「虎ノ門事件」の責任を取らされ官界を辞す
大正十二年十二月二十七日。午前十時四十分。御病気の大正天皇の名代として、摂政裕仁殿下は、第四十八帝国議会開院式に御出席のため、侍従長の入江為守と共に、お召自動車で赤坂離宮を出発し、虎ノ門にさしかかった。
当時は、戦後のような厳しい警備はなく、警官や憲兵も、ごく少なかった。
お召自動車が芝区琴平町の家具商「あめりか屋」にさしかかると、拝観者に交じって不審な動きをした青年がいた。
青年は素早く警戒線を破り、仕込み銃を構えて、摂政に向けて発砲した。
右側のガラス窓に大きな亀裂が入り、車中に弾丸が散乱した。摂政は無事だったが、入江侍従長は、顔に小さな傷を負った。
狙撃した青年、難波大助は、「革命万歳」を叫びつつ、走っているところを警官と憲兵にとり押さえられた。
政府の対応は、早かった。山本権兵衛内閣は、その日のうちに辞表を提出した。摂政から留任するようにとの優諚があったが、辞退して総辞職を決行した。
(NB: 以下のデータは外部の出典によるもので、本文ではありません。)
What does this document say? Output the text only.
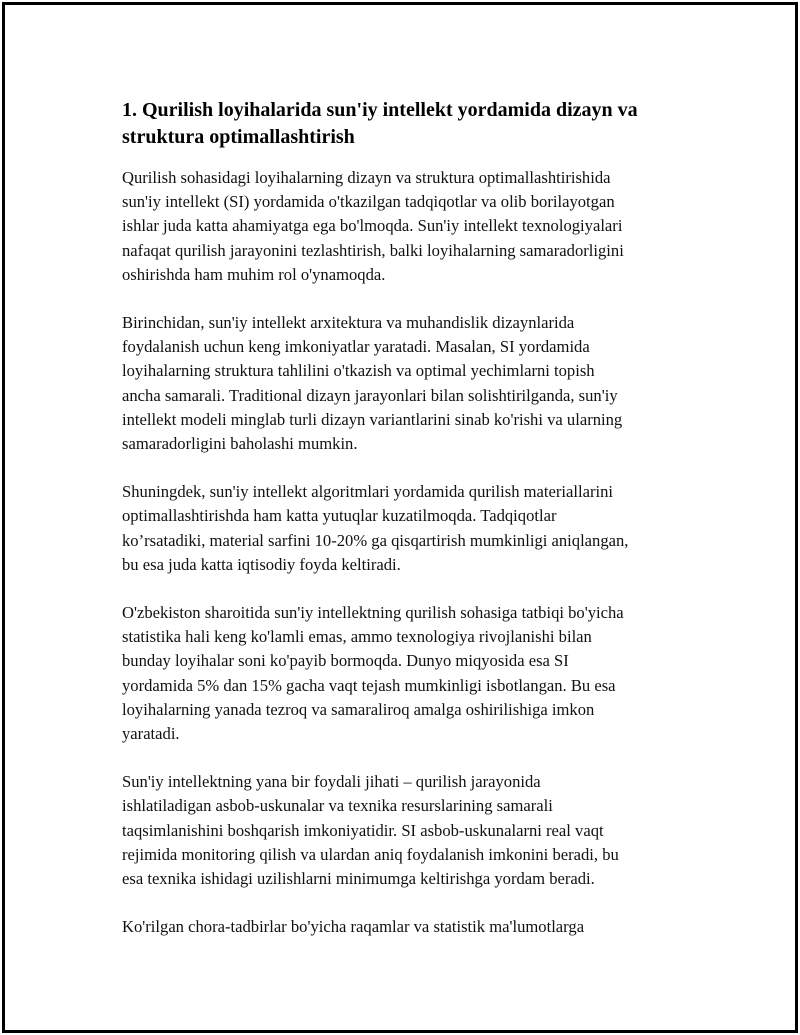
1. Qurilish loyihalarida sun'iy intellekt yordamida dizayn va
struktura optimallashtirish

Qurilish sohasidagi loyihalarning dizayn va struktura optimallashtirishida
sun'iy intellekt (SI) yordamida o'tkazilgan tadqiqotlar va olib borilayotgan
ishlar juda katta ahamiyatga ega bo'lmoqda. Sun'iy intellekt texnologiyalari
nafaqat qurilish jarayonini tezlashtirish, balki loyihalarning samaradorligini
oshirishda ham muhim rol o'ynamoqda.

Birinchidan, sun'iy intellekt arxitektura va muhandislik dizaynlarida
foydalanish uchun keng imkoniyatlar yaratadi. Masalan, SI yordamida
loyihalarning struktura tahlilini o'tkazish va optimal yechimlarni topish
ancha samarali. Traditional dizayn jarayonlari bilan solishtirilganda, sun'iy
intellekt modeli minglab turli dizayn variantlarini sinab ko'rishi va ularning
samaradorligini baholashi mumkin.

Shuningdek, sun'iy intellekt algoritmlari yordamida qurilish materiallarini
optimallashtirishda ham katta yutuqlar kuzatilmoqda. Tadqiqotlar
ko’rsatadiki, material sarfini 10-20% ga qisqartirish mumkinligi aniqlangan,
bu esa juda katta iqtisodiy foyda keltiradi.

O'zbekiston sharoitida sun'iy intellektning qurilish sohasiga tatbiqi bo'yicha
statistika hali keng ko'lamli emas, ammo texnologiya rivojlanishi bilan
bunday loyihalar soni ko'payib bormoqda. Dunyo miqyosida esa SI
yordamida 5% dan 15% gacha vaqt tejash mumkinligi isbotlangan. Bu esa
loyihalarning yanada tezroq va samaraliroq amalga oshirilishiga imkon
yaratadi.

Sun'iy intellektning yana bir foydali jihati – qurilish jarayonida
ishlatiladigan asbob-uskunalar va texnika resurslarining samarali
taqsimlanishini boshqarish imkoniyatidir. SI asbob-uskunalarni real vaqt
rejimida monitoring qilish va ulardan aniq foydalanish imkonini beradi, bu
esa texnika ishidagi uzilishlarni minimumga keltirishga yordam beradi.

Ko'rilgan chora-tadbirlar bo'yicha raqamlar va statistik ma'lumotlarga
世に言う、虎ノ門事件である。警察の責任者として免官処分を受けたのは、警視総監湯浅倉平、警視庁警務部長正力松太郎だった。
かくして、正力松太郎の官界生活は、終わりをつげた。順調にいけば、次は県知事に就任するはずだった正力は、官界を去らざるを得なくなったのである。
10万円で読売新聞を買い取る
案外早く、正力はカムバックの機会を得た。
神楽坂署長時代に懇意にしていた千葉博己が正力を訪ねてきたのである。千葉はいきなり、正力にこう言った。
「あんたは、もう官界には戻れまい。奮起一番、新聞をやらんか。あんたならできるぞ」
たしかに、もう官吏にはなれないだろう。それなら新聞をやるのも面白いのではないか……と正力も考えた。
正力は、伊豆長岡の後藤新平を訪ねた。
あいにく、後藤は西園寺公望の興津(静岡県)の別荘に赴いていたが、夕方近くになり、帰ってきた。
「何しに来たんだ!」「早急に、金が十万円ほど必要なんです」「何に使うんだ」後藤はそっけない。
「売りに出ている読売新聞を買おうと思いまして……」後藤はニンマリと笑ってみせた。
「分かった、十万円は引き受けた。二週間後に取りに来い」
当時の十万円といえば、資産家でも躊躇する額である。
「新聞経営は、難しいと聞いている。失敗したら未練を残すな。その金は返さないでいい。そのつもりで新聞に打ち込め」後藤は言った。